Und allen ist bewusst, wie begrenzt ihre Möglichkeiten sind, Theresa May zu helfen, eine Mehrheit für den monatelang ausgehandelten Deal zu finden.

Mit "Nichts, wonach man nicht gefragt wird, sollte man tun" hatte Merkel ziemlich gut umschrieben, was sie von eventuellen Solidaritätsbekundungen oder Reisen nach London hält. Dass sich das offizielle Brüssel also so weit wie möglich in Schweigen hüllt, damit möglichst wenig von den Brexiteers zur Provokation umgedeutet werden kann, heißt jedoch nicht, dass die EU-Diplomaten nicht permanent reden - und spekulieren.

Sollte Premierministerin May bei der anstehenden Abstimmung in der kommenden Woche im Unterhaus scheitern, so würde dies fraglos den tags darauf beginnenden EU-Gipfel überstrahlen, auf dem man eigentlich über Migration, Bankenunion und Reformen der Euro-Zone sprechen will.

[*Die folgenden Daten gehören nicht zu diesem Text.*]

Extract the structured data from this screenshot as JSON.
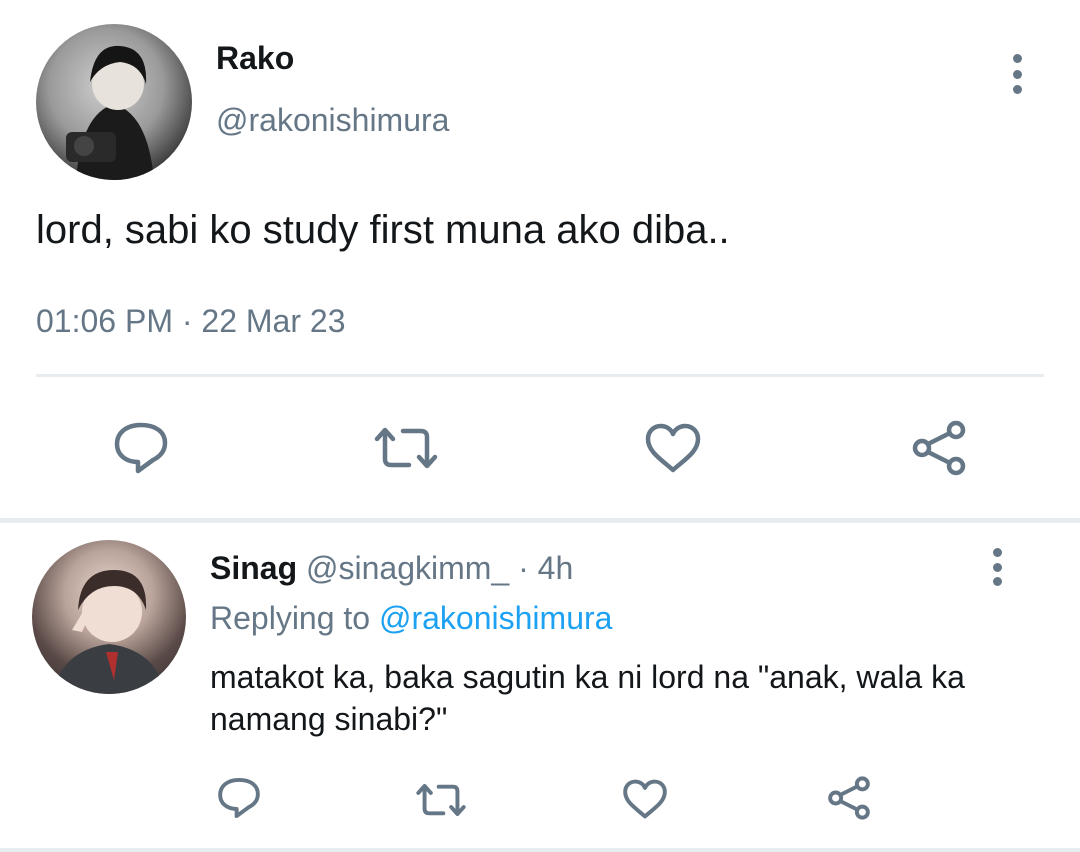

Die verbleibenden EU-Mitglieder treffen weiter Vorbereitungen für einen harten Brexit

Gerade wenn May eine krachende Niederlage kassieren sollte, rechnen alle mit lauten Rufen nach der Wiederaufnahme von Verhandlungen. "Ich weiß nicht, wie das funktionieren soll und welche Vorteile London davon hätte", sagt ein EU-Diplomat und seufzt. Wenn überhaupt, dann werde die 36 Seiten lange politische Erklärung aufgeschnürt, weil es sich hierbei nicht um einen Rechtstext handelt: "Aber dann kommen alle umstrittenen Themen wieder hoch, von Fischereirechten in britischen Gewässern bis zum Status von Gibraltar." Auch wenn sich die 27 EU-Staaten neuen Gesprächen letztlich gar nicht verweigern könnten, fasst ein anderer Spitzendiplomat die Auffassung so zusammen: "Jeder Satz der politischen Erklärung ist schon so positiv wie nur möglich formuliert."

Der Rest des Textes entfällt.